In a last comment, it is unclear how Dr. Samuel came to a "prevalence" of 5%, while we clearly never assumed that all Elisa-S positive samples were true infected persons. If we restricted our selection to the 13 participants with both SN and Elisa-S positivity, the cumulative incidence of SARS-CoV-2 in end-January 2020 would be 0.3%. In addition, if we assumed that 5 to 6 participants among these 13 patients were indeed true positive, it means that fifty thousand people would have been infected with SARS-CoV-2 between November 2019 and January 2020 in France, which based on estimated infection hospitalization or death ratios would have converted into one thousand hospitalizations and approximately two hundred and fifty deaths [5]. It is however possible that such events if they were caused by SARS-CoV-2 infection, may have been missed as the average yearly number of hospitalization or deaths for influenza is > 10 times larger and there was a concurrent influenza epidemic at this period in France [6].

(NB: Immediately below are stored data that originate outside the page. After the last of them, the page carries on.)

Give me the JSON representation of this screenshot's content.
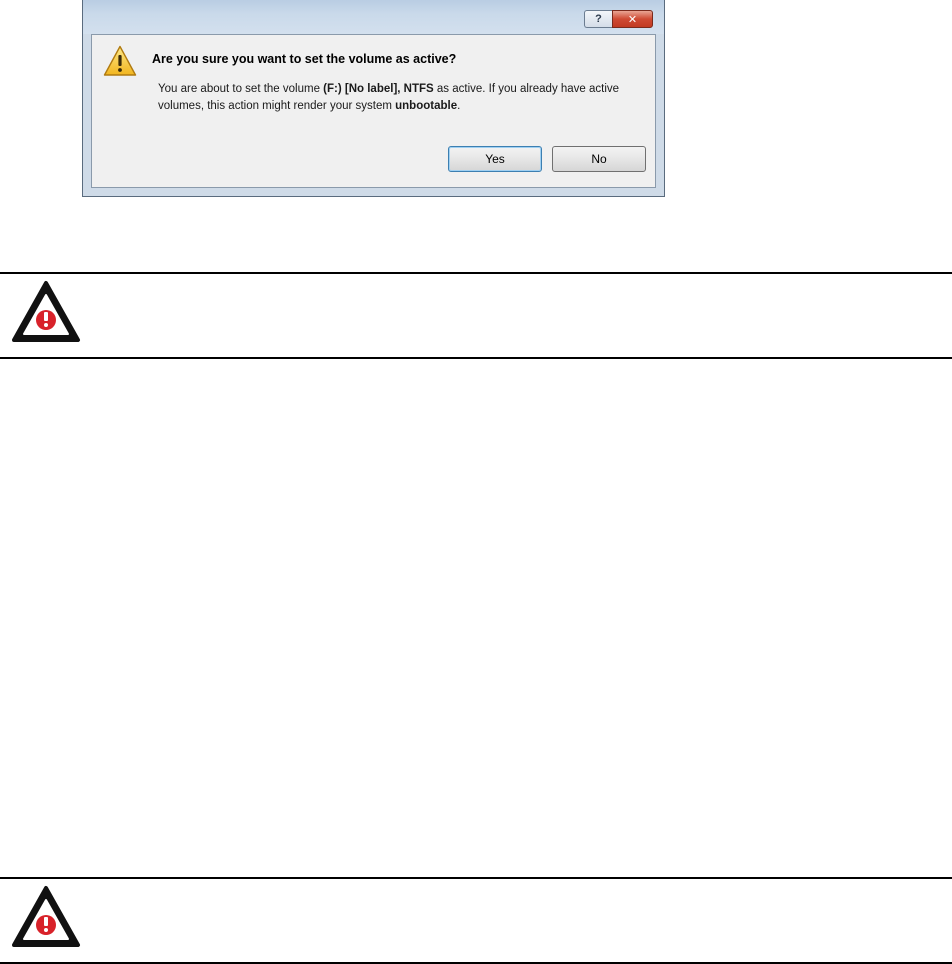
{
  "dialog": {
    "title_buttons": {
      "help_label": "?",
      "close_label": "✕"
    },
    "heading": "Are you sure you want to set the volume as active?",
    "message": {
      "part1": "You are about to set the volume ",
      "volume": "(F:) [No label], NTFS",
      "part2": " as active. If you already have active volumes, this action might render your system ",
      "unbootable": "unbootable",
      "part3": "."
    },
    "buttons": {
      "yes": "Yes",
      "no": "No"
    },
    "icon": "warning-triangle-icon"
  },
  "notes": [
    {
      "icon": "alert-triangle-icon",
      "text": ""
    },
    {
      "icon": "alert-triangle-icon",
      "text": ""
    }
  ],
  "colors": {
    "dialog_frame": "#cfdbe8",
    "close_button": "#c23a22",
    "warning_yellow": "#f2c12e",
    "alert_red": "#d8222a"
  }
}
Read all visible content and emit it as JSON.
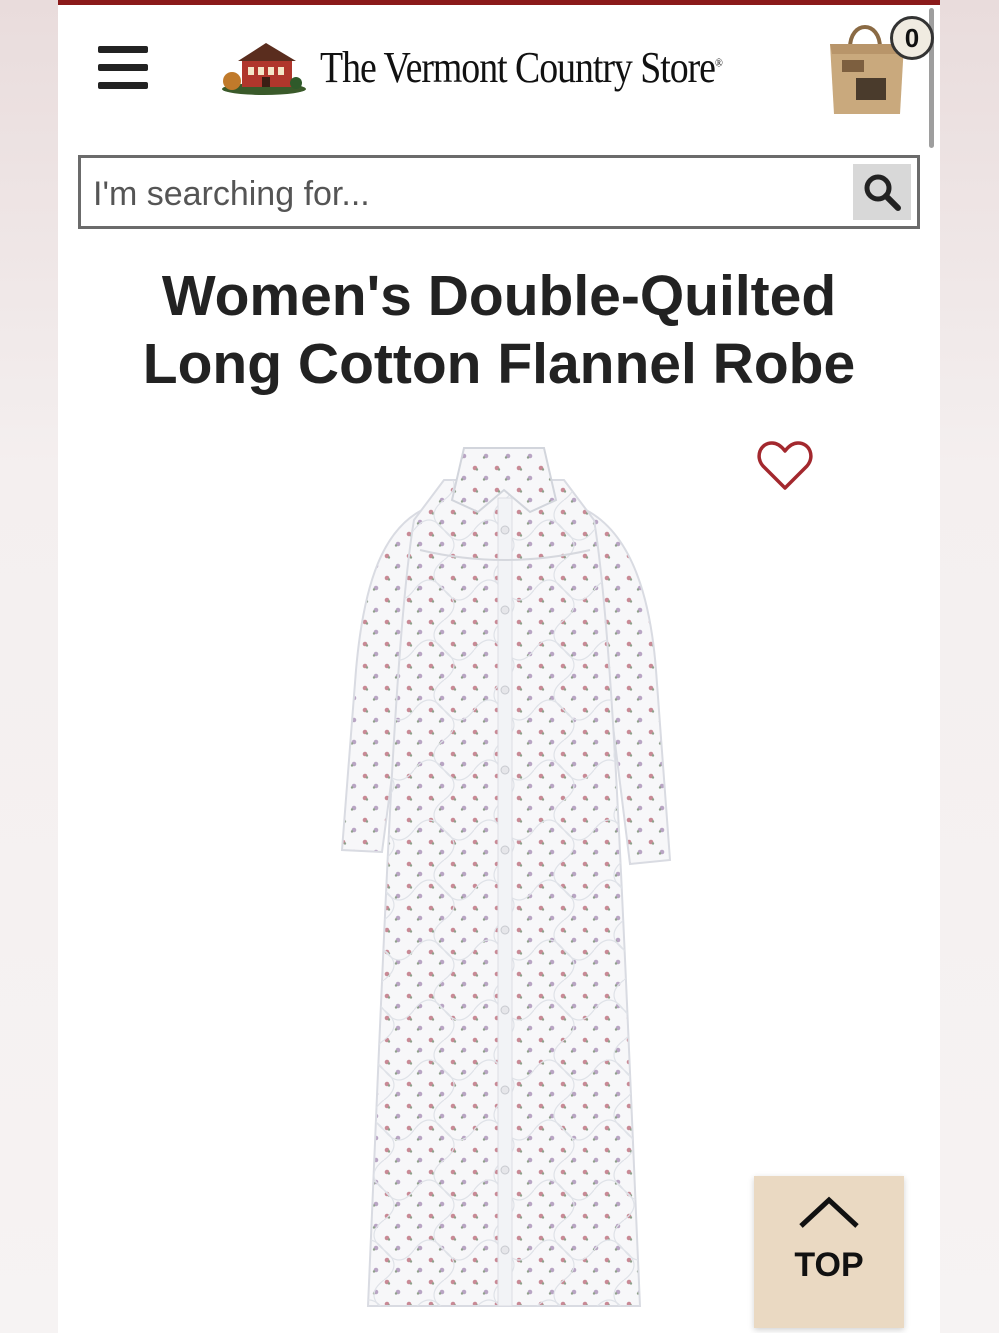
{
  "header": {
    "store_name": "The Vermont Country Store",
    "store_mark": "®",
    "cart_count": "0"
  },
  "search": {
    "placeholder": "I'm searching for..."
  },
  "product": {
    "title_line1": "Women's Double-Quilted",
    "title_line2": "Long Cotton Flannel Robe"
  },
  "back_to_top": {
    "label": "TOP"
  },
  "colors": {
    "accent_bar": "#8b1a1a",
    "heart": "#a3282e",
    "top_button_bg": "#ead9c2"
  },
  "icons": {
    "menu": "hamburger-icon",
    "logo": "store-house-icon",
    "cart": "shopping-bag-icon",
    "search": "search-icon",
    "wishlist": "heart-icon",
    "back_to_top": "chevron-up-icon"
  }
}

Finally, although a recent report clearly shows that the SARS-CoV-2 outbreak was originated from the Huanan market [7], our findings do not contradict with this hypothesis. It is indeed possible that a progenitor of the virus has been circulating worldwide giving low-level infections and not inducing severe respiratory disease to the same extent as the Wuhan virus. A recent study reports early identification of SARS-CoV-2 RNA in a patient with measles-like syndrome in September 2019 in Italy [8], and indicated other SARS-CoV-2 RNA sequences obtained from samples collected in Brazil in November 2019. They concluded that a potential progenitor of the B.1 strain may have circulated worldwide since June-July 2019, before the Wuhan outbreak. We agree with these conclusions.

For all these reasons, our conclusion remains unchanged and suggests an early circulation of SARS-CoV-2 in France.